Женю арестовали прямо в клубе имени Горького, куда он пришёл рано утром. При тщательном обыске нашли часть немецких мешков с подарками. Тут же поехали в дом к Мошковым, где был найден ещё один мешок.
Затем полицейская подвода направилась в Шанхай, к Третьякевичам. Но по дороге на пути случайно попался Витька Лукьянченко. Он как раз спешил к Тюленину, чтобы получить новые распоряжение. Увидев в подводе связанного Мошкова, Лукьянченко сильно побледнел, и инстинктивно отдёрнулся в сторону. И только потому что у полицаев трещали с похмелья головы, они не заметили подозрительного поведения Лукьянченко. Ну а Женя Мошков выразительно посмотрел на своего соратника, и этим взглядом словно бы сказал: «Тут, видишь, какое дело. И дальше уж сам думай, что делать».
И Лукьянченко окольными, узенькими и извилистыми улочками со всех сил понёсся к Серёжке Тюленину.
А теперь Женя Мошков, на лице которого уже появилось несколько синяков и ссадин, сидел в телеге и глядел печальными глазами на Анну Иосифовну, которая бросилась к нему, говоря жалостливо:
— Что, Женечка… Что они с тобой сделали, сынок…
Тут полицай грубо толкнул старую женщину, и заорал на неё:
— А ну, старая, иди открывай; или дверь выломаем…
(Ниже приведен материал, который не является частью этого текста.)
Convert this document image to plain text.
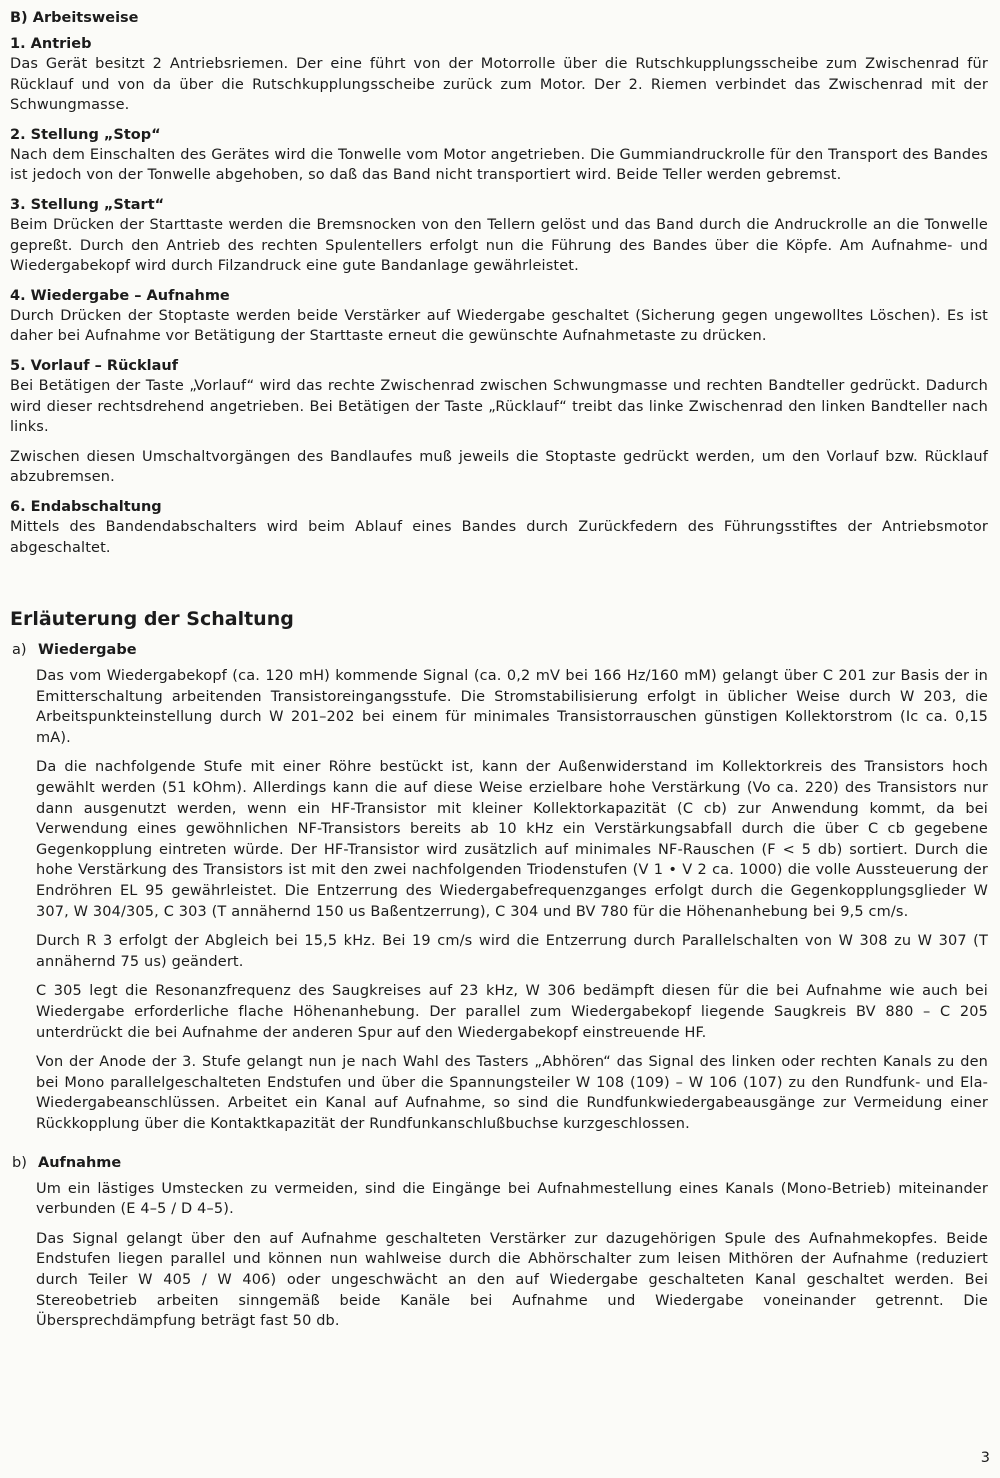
B) Arbeitsweise

1. Antrieb

Das Gerät besitzt 2 Antriebsriemen. Der eine führt von der Motorrolle über die Rutschkupplungsscheibe zum Zwischenrad für Rücklauf und von da über die Rutschkupplungsscheibe zurück zum Motor. Der 2. Riemen verbindet das Zwischenrad mit der Schwungmasse.

2. Stellung „Stop“

Nach dem Einschalten des Gerätes wird die Tonwelle vom Motor angetrieben. Die Gummiandruckrolle für den Transport des Bandes ist jedoch von der Tonwelle abgehoben, so daß das Band nicht transportiert wird. Beide Teller werden gebremst.

3. Stellung „Start“

Beim Drücken der Starttaste werden die Bremsnocken von den Tellern gelöst und das Band durch die Andruckrolle an die Tonwelle gepreßt. Durch den Antrieb des rechten Spulentellers erfolgt nun die Führung des Bandes über die Köpfe. Am Aufnahme- und Wiedergabekopf wird durch Filzandruck eine gute Bandanlage gewährleistet.

4. Wiedergabe – Aufnahme

Durch Drücken der Stoptaste werden beide Verstärker auf Wiedergabe geschaltet (Sicherung gegen ungewolltes Löschen). Es ist daher bei Aufnahme vor Betätigung der Starttaste erneut die gewünschte Aufnahmetaste zu drücken.

5. Vorlauf – Rücklauf

Bei Betätigen der Taste „Vorlauf“ wird das rechte Zwischenrad zwischen Schwungmasse und rechten Bandteller gedrückt. Dadurch wird dieser rechtsdrehend angetrieben. Bei Betätigen der Taste „Rücklauf“ treibt das linke Zwischenrad den linken Bandteller nach links.

Zwischen diesen Umschaltvorgängen des Bandlaufes muß jeweils die Stoptaste gedrückt werden, um den Vorlauf bzw. Rücklauf abzubremsen.

6. Endabschaltung

Mittels des Bandendabschalters wird beim Ablauf eines Bandes durch Zurückfedern des Führungsstiftes der Antriebsmotor abgeschaltet.

Erläuterung der Schaltung

a) Wiedergabe

Das vom Wiedergabekopf (ca. 120 mH) kommende Signal (ca. 0,2 mV bei 166 Hz/160 mM) gelangt über C 201 zur Basis der in Emitterschaltung arbeitenden Transistoreingangsstufe. Die Stromstabilisierung erfolgt in üblicher Weise durch W 203, die Arbeitspunkteinstellung durch W 201–202 bei einem für minimales Transistorrauschen günstigen Kollektorstrom (Ic ca. 0,15 mA).

Da die nachfolgende Stufe mit einer Röhre bestückt ist, kann der Außenwiderstand im Kollektorkreis des Transistors hoch gewählt werden (51 kOhm). Allerdings kann die auf diese Weise erzielbare hohe Verstärkung (Vo ca. 220) des Transistors nur dann ausgenutzt werden, wenn ein HF-Transistor mit kleiner Kollektorkapazität (C cb) zur Anwendung kommt, da bei Verwendung eines gewöhnlichen NF-Transistors bereits ab 10 kHz ein Verstärkungsabfall durch die über C cb gegebene Gegenkopplung eintreten würde. Der HF-Transistor wird zusätzlich auf minimales NF-Rauschen (F < 5 db) sortiert. Durch die hohe Verstärkung des Transistors ist mit den zwei nachfolgenden Triodenstufen (V 1 • V 2 ca. 1000) die volle Aussteuerung der Endröhren EL 95 gewährleistet. Die Entzerrung des Wiedergabefrequenzganges erfolgt durch die Gegenkopplungsglieder W 307, W 304/305, C 303 (T annähernd 150 us Baßentzerrung), C 304 und BV 780 für die Höhenanhebung bei 9,5 cm/s.

Durch R 3 erfolgt der Abgleich bei 15,5 kHz. Bei 19 cm/s wird die Entzerrung durch Parallelschalten von W 308 zu W 307 (T annähernd 75 us) geändert.

C 305 legt die Resonanzfrequenz des Saugkreises auf 23 kHz, W 306 bedämpft diesen für die bei Aufnahme wie auch bei Wiedergabe erforderliche flache Höhenanhebung. Der parallel zum Wiedergabekopf liegende Saugkreis BV 880 – C 205 unterdrückt die bei Aufnahme der anderen Spur auf den Wiedergabekopf einstreuende HF.

Von der Anode der 3. Stufe gelangt nun je nach Wahl des Tasters „Abhören“ das Signal des linken oder rechten Kanals zu den bei Mono parallelgeschalteten Endstufen und über die Spannungsteiler W 108 (109) – W 106 (107) zu den Rundfunk- und Ela-Wiedergabeanschlüssen. Arbeitet ein Kanal auf Aufnahme, so sind die Rundfunkwiedergabeausgänge zur Vermeidung einer Rückkopplung über die Kontaktkapazität der Rundfunkanschlußbuchse kurzgeschlossen.

b) Aufnahme

Um ein lästiges Umstecken zu vermeiden, sind die Eingänge bei Aufnahmestellung eines Kanals (Mono-Betrieb) miteinander verbunden (E 4–5 / D 4–5).

Das Signal gelangt über den auf Aufnahme geschalteten Verstärker zur dazugehörigen Spule des Aufnahmekopfes. Beide Endstufen liegen parallel und können nun wahlweise durch die Abhörschalter zum leisen Mithören der Aufnahme (reduziert durch Teiler W 405 / W 406) oder ungeschwächt an den auf Wiedergabe geschalteten Kanal geschaltet werden. Bei Stereobetrieb arbeiten sinngemäß beide Kanäle bei Aufnahme und Wiedergabe voneinander getrennt. Die Übersprechdämpfung beträgt fast 50 db.

3
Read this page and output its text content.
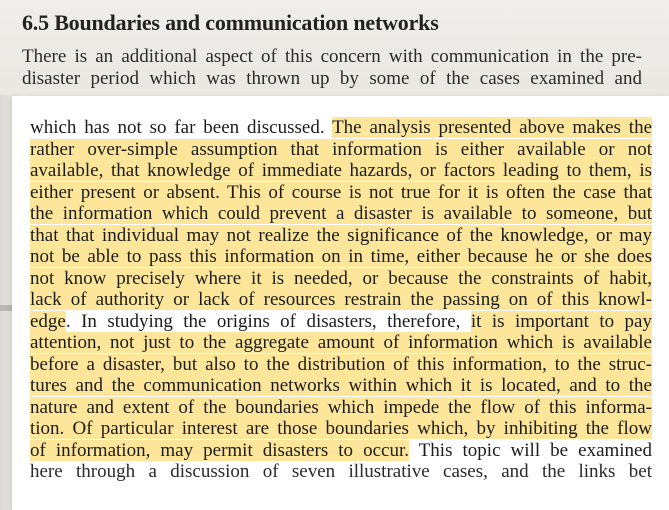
6.5 Boundaries and communication networks

There is an additional aspect of this concern with communication in the pre-
disaster period which was thrown up by some of the cases examined and

which has not so far been discussed. The analysis presented above makes the
rather over-simple assumption that information is either available or not
available, that knowledge of immediate hazards, or factors leading to them, is
either present or absent. This of course is not true for it is often the case that
the information which could prevent a disaster is available to someone, but
that that individual may not realize the significance of the knowledge, or may
not be able to pass this information on in time, either because he or she does
not know precisely where it is needed, or because the constraints of habit,
lack of authority or lack of resources restrain the passing on of this knowl-
edge. In studying the origins of disasters, therefore, it is important to pay
attention, not just to the aggregate amount of information which is available
before a disaster, but also to the distribution of this information, to the struc-
tures and the communication networks within which it is located, and to the
nature and extent of the boundaries which impede the flow of this informa-
tion. Of particular interest are those boundaries which, by inhibiting the flow
of information, may permit disasters to occur. This topic will be examined
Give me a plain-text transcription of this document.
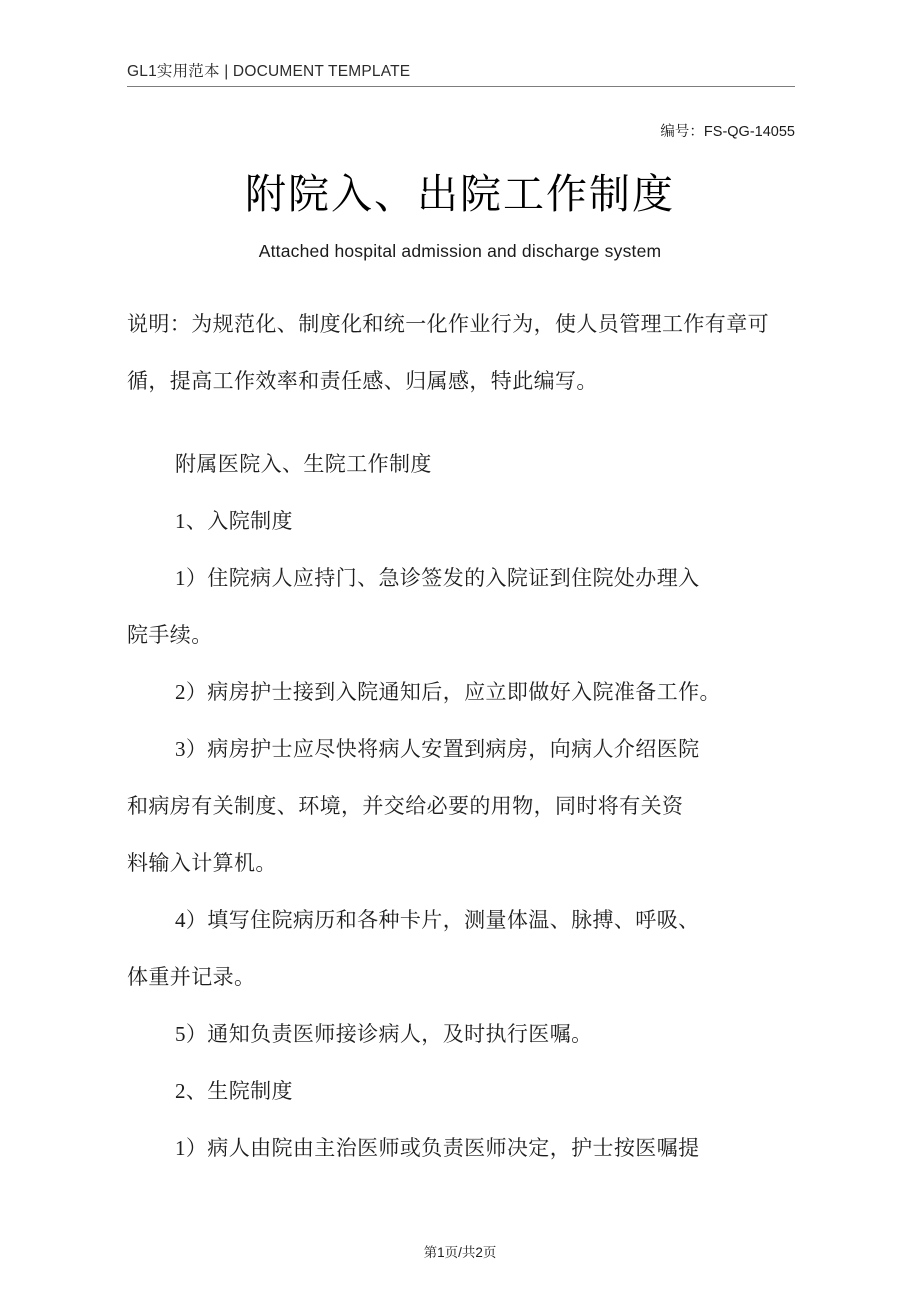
GL1实用范本 | DOCUMENT TEMPLATE
编号：FS-QG-14055
附院入、出院工作制度
Attached hospital admission and discharge system
说明：为规范化、制度化和统一化作业行为，使人员管理工作有章可
循，提高工作效率和责任感、归属感，特此编写。
附属医院入、生院工作制度
1、入院制度
1）住院病人应持门、急诊签发的入院证到住院处办理入
院手续。
2）病房护士接到入院通知后，应立即做好入院准备工作。
3）病房护士应尽快将病人安置到病房，向病人介绍医院
和病房有关制度、环境，并交给必要的用物，同时将有关资
料输入计算机。
4）填写住院病历和各种卡片，测量体温、脉搏、呼吸、
体重并记录。
5）通知负责医师接诊病人，及时执行医嘱。
2、生院制度
1）病人由院由主治医师或负责医师决定，护士按医嘱提
第1页/共2页
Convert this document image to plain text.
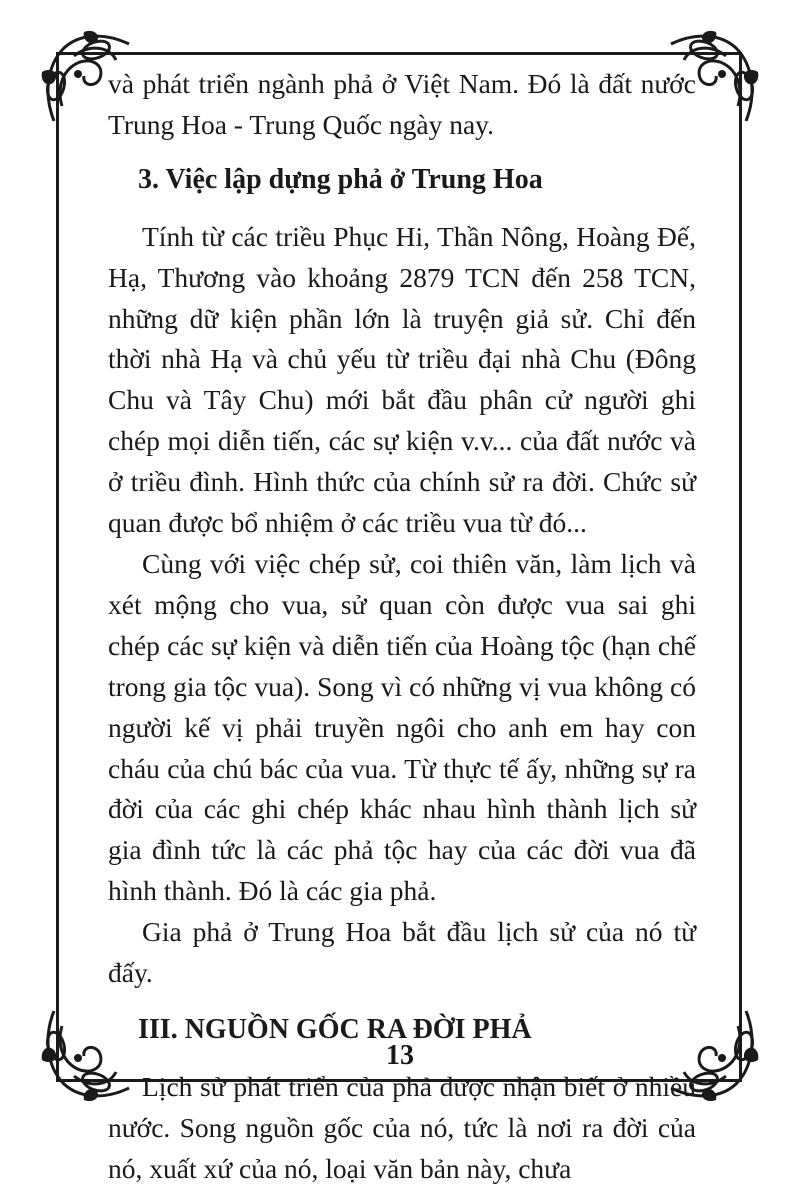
và phát triển ngành phả ở Việt Nam. Đó là đất nước Trung Hoa - Trung Quốc ngày nay.

3. Việc lập dựng phả ở Trung Hoa

Tính từ các triều Phục Hi, Thần Nông, Hoàng Đế, Hạ, Thương vào khoảng 2879 TCN đến 258 TCN, những dữ kiện phần lớn là truyện giả sử. Chỉ đến thời nhà Hạ và chủ yếu từ triều đại nhà Chu (Đông Chu và Tây Chu) mới bắt đầu phân cử người ghi chép mọi diễn tiến, các sự kiện v.v... của đất nước và ở triều đình. Hình thức của chính sử ra đời. Chức sử quan được bổ nhiệm ở các triều vua từ đó...

Cùng với việc chép sử, coi thiên văn, làm lịch và xét mộng cho vua, sử quan còn được vua sai ghi chép các sự kiện và diễn tiến của Hoàng tộc (hạn chế trong gia tộc vua). Song vì có những vị vua không có người kế vị phải truyền ngôi cho anh em hay con cháu của chú bác của vua. Từ thực tế ấy, những sự ra đời của các ghi chép khác nhau hình thành lịch sử gia đình tức là các phả tộc hay của các đời vua đã hình thành. Đó là các gia phả.

Gia phả ở Trung Hoa bắt đầu lịch sử của nó từ đấy.

III. NGUỒN GỐC RA ĐỜI PHẢ

Lịch sử phát triển của phả được nhận biết ở nhiều nước. Song nguồn gốc của nó, tức là nơi ra đời của nó, xuất xứ của nó, loại văn bản này, chưa

13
И оказалось, что Захоров, в сопровождении ещё двух полицаев, уже пошёл к квартальному, у которого имелись ключи от всех расположенных в этой части Шанхая мазанок…
Но Анна Иосифовна хорошо понимала, что раз Витя не открывает, то есть на это веские причины. И поэтому она не открывала дверь до тех пор, пока не появился безумно ухмыляющийся, и покачивающийся Захаров. В руке своей Захаров нёс связку ключей, а за ним поспешал, заискивающе глядя на своего начальника квартальный — это был старый, похожий на белобородого козла дед с отсутствующим выражением узких глазок.
И только Анна Иосифовна достала свои ключи, и раскрыла дверь.
Большая часть полицаев зашла в избу, несколько остались караулить на улице.
Посреди горницы стоял Виктор. Выражение его лица было торжественным и бесстрашным. За её спиной в печи тлели угольки — всё, что осталось от листовок. Не глядя на полицаев, Витя обратился к Анне Иосифовне:
— Мама, они тебе ничего не сделали?
Анна Иосифовна бросилась к нему, крепко обняла, и проговорила:
— Я то что? А вот за тебя у меня сердце болит.
— Не волнуйся за меня, мама, — спокойным, мужественным голосом молвил Витя.
Тем временем, полицаи ворошили вещи Виктора, а также и вообще — весь домашний скарб Третьякевичей.
Захаров прохаживался от стены к стены, покачивался, и приговаривал:
— Так-так-так…
Вдруг с улицы — крик — и в хату ворвался немецкий солдат, который был послан арестовывать ребят, вместе с полицаями. В своей угловатой, и красной, словно клешня рака, руке этот солдат держал мешочек с патронами, которые он нашёл в примыкавшему к дому сарае.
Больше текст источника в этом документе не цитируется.